ぽつりとうつむいたままの背の高く、髷が長い男性客は呟いた。そのかすれるような声にさくらはもう一度聞き直す

「はい?すみません、もう一度おっしゃっていただけますか?」

「ふっつーーなんだよ!ここの宿!」

ばっと顔を上げた男性客。その容姿はさくらもはっとする、女中達に言わせれば「いい男〜!」とでも言いそうな顔立ち。さくらは男のその言葉に首を傾げた。

「普通・・・ですが、ダメですかね・・・?」

何事も普通が一番。毎日真心誠実一期一会を大切に!それが今は亡き亭主、椿悟郎の座右の銘でもある。

「だって忍者宿って聞いたから泊まってみたのにさ・・・確かに客は忍者も混じってるけど・・・」
「お客様は忍者ですか?」
「うん。

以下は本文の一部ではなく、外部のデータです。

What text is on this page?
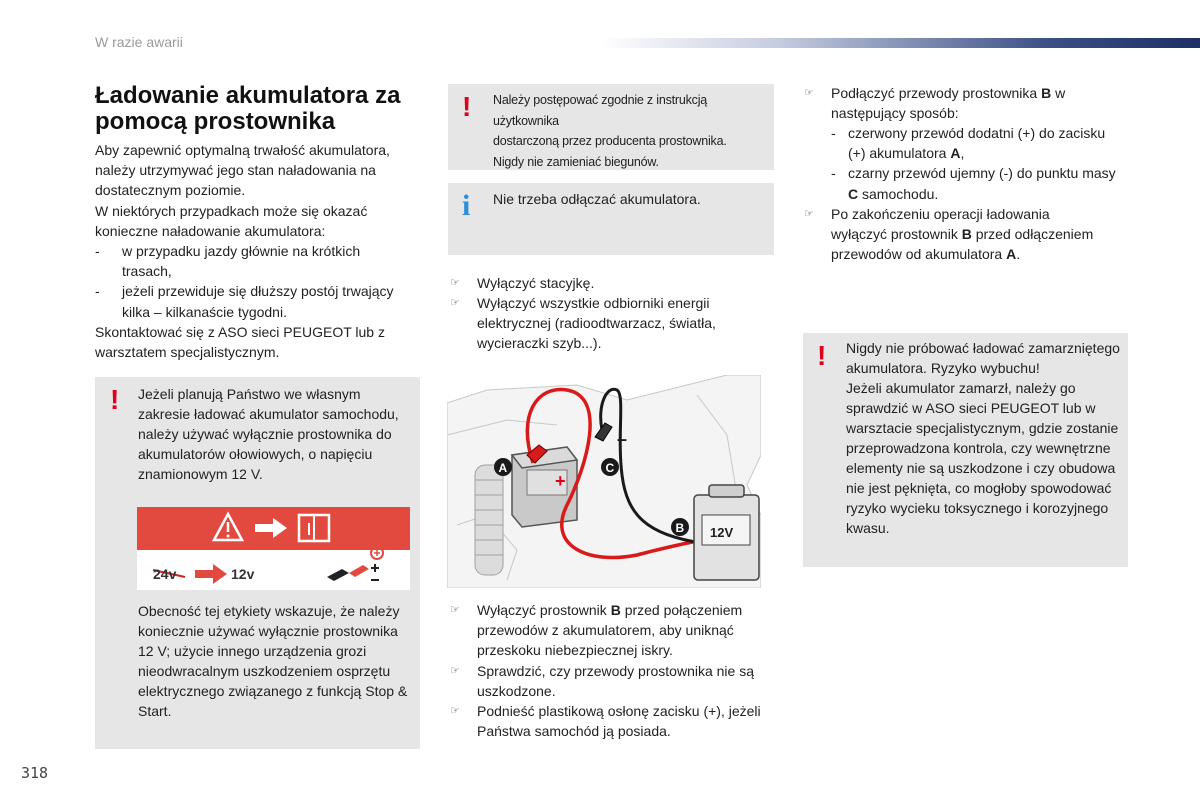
W razie awarii
Ładowanie akumulatora za pomocą prostownika

Aby zapewnić optymalną trwałość akumulatora, należy utrzymywać jego stan naładowania na dostatecznym poziomie.

W niektórych przypadkach może się okazać konieczne naładowanie akumulatora:

- w przypadku jazdy głównie na krótkich trasach,
- jeżeli przewiduje się dłuższy postój trwający kilka – kilkanaście tygodni.

Skontaktować się z ASO sieci PEUGEOT lub z warsztatem specjalistycznym.

! Jeżeli planują Państwo we własnym zakresie ładować akumulator samochodu, należy używać wyłącznie prostownika do akumulatorów ołowiowych, o napięciu znamionowym 12 V.
24v	12v
Obecność tej etykiety wskazuje, że należy koniecznie używać wyłącznie prostownika 12 V; użycie innego urządzenia grozi nieodwracalnym uszkodzeniem osprzętu elektrycznego związanego z funkcją Stop & Start.
! Należy postępować zgodnie z instrukcją użytkownika
dostarczoną przez producenta prostownika.
Nigdy nie zamieniać biegunów.
i Nie trzeba odłączać akumulatora.
☞	Wyłączyć stacyjkę.
☞	Wyłączyć wszystkie odbiorniki energii elektrycznej (radioodtwarzacz, światła, wycieraczki szyb...).
+
–
12V
A	C
B
☞	Wyłączyć prostownik B przed połączeniem przewodów z akumulatorem, aby uniknąć przeskoku niebezpiecznej iskry.
☞	Sprawdzić, czy przewody prostownika nie są uszkodzone.
☞	Podnieść plastikową osłonę zacisku (+), jeżeli Państwa samochód ją posiada.
☞	Podłączyć przewody prostownika B w następujący sposób:
- czerwony przewód dodatni (+) do zacisku (+) akumulatora A,
- czarny przewód ujemny (-) do punktu masy C samochodu.
☞	Po zakończeniu operacji ładowania wyłączyć prostownik B przed odłączeniem przewodów od akumulatora A.
! Nigdy nie próbować ładować zamarzniętego akumulatora. Ryzyko wybuchu!
Jeżeli akumulator zamarzł, należy go sprawdzić w ASO sieci PEUGEOT lub w warsztacie specjalistycznym, gdzie zostanie przeprowadzona kontrola, czy wewnętrzne elementy nie są uszkodzone i czy obudowa nie jest pęknięta, co mogłoby spowodować ryzyko wycieku toksycznego i korozyjnego kwasu.
318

忍者だけど」

そうぶっきらぼうに言ってずずっと飲み干したお茶。おかわり、とさくらに湯飲みを渡す。まだ居座る気だ。 

「せっかく仕事帰りに泊まってどんな仕掛けが飛んでくるか、僕ワクワクしてたのにさぁ・・・あ、ありがと」

ぶつぶつと愚痴り出した男性に淹れたばかりの暖かいお茶を渡す。男性はお礼を言って受け取った。悪い人ではなさそうだった。

「宿に仕掛けって・・・物騒じゃないですか?」
「確かに物騒な仕掛けも僕達の世界にはあるけど、例えば秘密の隠し階段や部屋とか、落とし穴とか、井戸なかには抜け道があるとか〜」
「あっ、なんか楽しそうです」

さくらは小さい頃、よく村を抜けて自分だけの隠れ場所を作った思い出がふと甦る。男性はさくらの反応に嬉しそうに答えた。

「だろ!?忍者宿っていうからにはそういうのを期待してたってワケなんだよ」

「それは申し訳ありません。うちは今でこそ忍者宿と呼ばれてますが元々は普通の宿ですので・・・いや今もそうなんですが」

まだ愚痴が言い足りなそうな男性。さくらを見てそうだ、と何かをひらめいた。

「君、女中だろ?ここの亭主に会えないの?」
「え?会ってどうするのですか?」
「僕がこの宿をもっっと素晴らしいものにするために、ここの亭主に提案するの!うん!それがいい!」

目をキラキラさせて言う男性は先程とはまるで違う子供のようだった。もしかしてまた面倒な忍者に巻き込まれたかもしれない。さくらは、あっと声を上げた。

「私用事を思い出しましたわオホホホ」
「待てよ、そういって逃げるつもりだろ・・・客をぞんざいに扱うと後でひどい目に会うぜ、女中さん」

「ちょっと、なんか悪いことたくらんでません?」

「そんなわけないだろ。良い話だからさ、いいから、亭主に会わせなよ!」

強情な客だと思いつつ、適当にあしらうのも危険な人かもしれない。ここは彼がどんな事を言うのか間宮に話を聞いてもらった方がよさそうだ。
さくらが頷くと彼はにっこりときれいな笑顔を浮かべた。

「よーし!頼むよ女中さん!あ、僕は笹山兵太夫!忍者宿の提案があるって、亭主にそう伝えてくれ!」

こうやって、本日大変な1日が始まるのだった。